Josefa Villalabeitia

Personal information
- Full name: Josefa Andrea Villalabeitia Ford
- Born: 12 October 1990 (age 35) Chile
- Height: 165 cm (5 ft 5 in)
- Weight: 57 kg (126 lb)

Sport
- Sport: Field hockey
- Position: Attacker

National team
- Years: Team / Caps / Goals
- –: Chile / 146 / -

Medal record
Women's field hockey
Representing Chile
Pan American Cup
| Silver medal – second place | 2017 Lancaster | Team |
South American Games
| Silver medal – second place | 2014 Santiago | Team |
| Bronze medal – third place | 2018 Cochabamba | Team |

= Josefa Villalabeitia =

Chilean field hockey player (born 1990)

Josefa Villalabeitia Ford (born 12 October 1990) is a Chilean field hockey player.
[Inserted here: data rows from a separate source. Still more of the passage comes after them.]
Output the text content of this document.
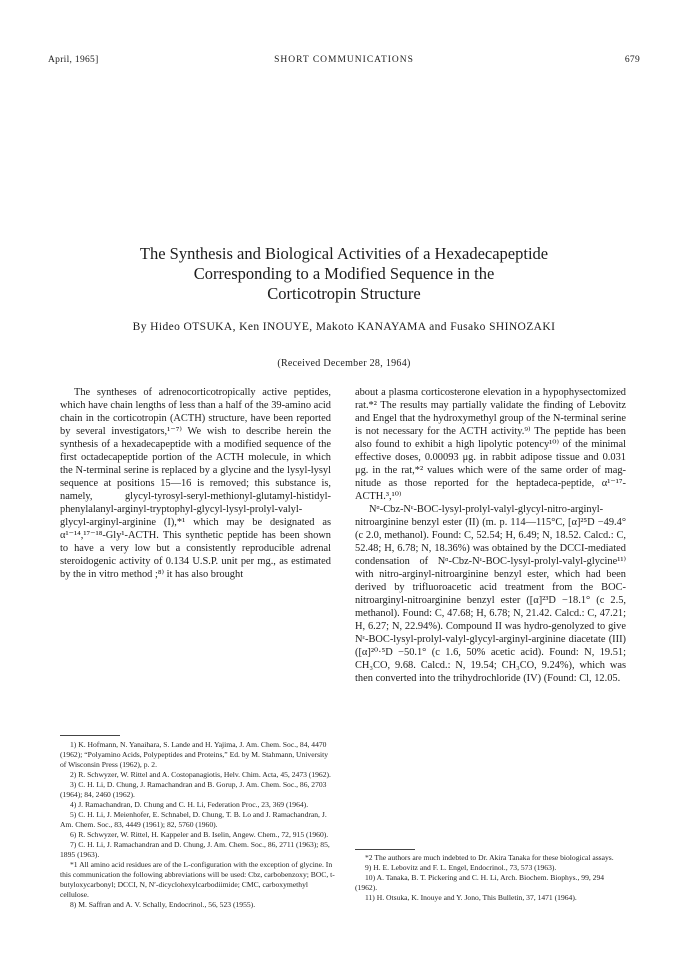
April, 1965]	SHORT COMMUNICATIONS	679
The Synthesis and Biological Activities of a Hexadecapeptide
Corresponding to a Modified Sequence in the
Corticotropin Structure
By Hideo OTSUKA, Ken INOUYE, Makoto KANAYAMA and Fusako SHINOZAKI
(Received December 28, 1964)

The syntheses of adrenocorticotropically active peptides, which have chain lengths of less than a half of the 39-amino acid chain in the corticotropin (ACTH) structure, have been reported by several investigators,¹⁻⁷⁾ We wish to describe herein the synthesis of a hexadecapeptide with a modified sequence of the first octadecapeptide portion of the ACTH molecule, in which the N-terminal serine is replaced by a glycine and the lysyl-lysyl sequence at positions 15—16 is removed; this substance is, namely, glycyl-tyrosyl-seryl-methionyl-glutamyl-histidyl-phenylalanyl-arginyl-tryptophyl-glycyl-lysyl-prolyl-valyl-glycyl-arginyl-arginine (I),*¹ which may be designated as α¹⁻¹⁴,¹⁷⁻¹⁸-Gly¹-ACTH. This synthetic peptide has been shown to have a very low but a consistently reproducible adrenal steroidogenic activity of 0.134 U.S.P. unit per mg., as estimated by the in vitro method ;⁸⁾ it has also brought

about a plasma corticosterone elevation in a hypophysectomized rat.*² The results may partially validate the finding of Lebovitz and Engel that the hydroxymethyl group of the N-terminal serine is not necessary for the ACTH activity.⁹⁾ The peptide has been also found to exhibit a high lipolytic potency¹⁰⁾ of the minimal effective doses, 0.00093 μg. in rabbit adipose tissue and 0.031 μg. in the rat,*² values which were of the same order of mag-nitude as those reported for the heptadeca-peptide, α¹⁻¹⁷-ACTH.³,¹⁰⁾

Nᵅ-Cbz-Nᵋ-BOC-lysyl-prolyl-valyl-glycyl-nitro-arginyl-nitroarginine benzyl ester (II) (m. p. 114—115°C, [α]²⁵D −49.4° (c 2.0, methanol). Found: C, 52.54; H, 6.49; N, 18.52. Calcd.: C, 52.48; H, 6.78; N, 18.36%) was obtained by the DCCI-mediated condensation of Nᵅ-Cbz-Nᵋ-BOC-lysyl-prolyl-valyl-glycine¹¹⁾ with nitro-arginyl-nitroarginine benzyl ester, which had been derived by trifluoroacetic acid treatment from the BOC-nitroarginyl-nitroarginine benzyl ester ([α]²³D −18.1° (c 2.5, methanol). Found: C, 47.68; H, 6.78; N, 21.42. Calcd.: C, 47.21; H, 6.27; N, 22.94%). Compound II was hydro-genolyzed to give Nᵋ-BOC-lysyl-prolyl-valyl-glycyl-arginyl-arginine diacetate (III) ([α]²⁰·⁵D −50.1° (c 1.6, 50% acetic acid). Found: N, 19.51; CH₃CO, 9.68. Calcd.: N, 19.54; CH₃CO, 9.24%), which was then converted into the trihydrochloride (IV) (Found: Cl, 12.05.

1) K. Hofmann, N. Yanaihara, S. Lande and H. Yajima, J. Am. Chem. Soc., 84, 4470 (1962); “Polyamino Acids, Polypeptides and Proteins,” Ed. by M. Stahmann, University of Wisconsin Press (1962), p. 2.

2) R. Schwyzer, W. Rittel and A. Costopanagiotis, Helv. Chim. Acta, 45, 2473 (1962).

3) C. H. Li, D. Chung, J. Ramachandran and B. Gorup, J. Am. Chem. Soc., 86, 2703 (1964); 84, 2460 (1962).

4) J. Ramachandran, D. Chung and C. H. Li, Federation Proc., 23, 369 (1964).

5) C. H. Li, J. Meienhofer, E. Schnabel, D. Chung, T. B. Lo and J. Ramachandran, J. Am. Chem. Soc., 83, 4449 (1961); 82, 5760 (1960).

6) R. Schwyzer, W. Rittel, H. Kappeler and B. Iselin, Angew. Chem., 72, 915 (1960).

7) C. H. Li, J. Ramachandran and D. Chung, J. Am. Chem. Soc., 86, 2711 (1963); 85, 1895 (1963).

*1 All amino acid residues are of the L-configuration with the exception of glycine. In this communication the following abbreviations will be used: Cbz, carbobenzoxy; BOC, t-butyloxycarbonyl; DCCI, N, N′-dicyclohexylcarbodiimide; CMC, carboxymethyl cellulose.

8) M. Saffran and A. V. Schally, Endocrinol., 56, 523 (1955).

*2 The authors are much indebted to Dr. Akira Tanaka for these biological assays.

9) H. E. Lebovitz and F. L. Engel, Endocrinol., 73, 573 (1963).

10) A. Tanaka, B. T. Pickering and C. H. Li, Arch. Biochem. Biophys., 99, 294 (1962).

11) H. Otsuka, K. Inouye and Y. Jono, This Bulletin, 37, 1471 (1964).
Villalabeitia has represented Chile at both junior and senior levels. She made her junior debut at the 2008 Pan-Am Junior Championship, and her senior debut at the 2013 South American Championship in Santiago.

Villalabeitia has represented Chile at two South American Games, in Santiago 2014 and Cochabamba 2018. The team medalled at both evens, winning silver in 2014 and bronze in 2018.

Villalabeitia was a member of the Chile team at the 2017 Pan American Cup. The team won a silver medal, after a historic semi-final victory over the United States progressed the team to the final. The team ultimately lost to Argentina 4–1 in the final.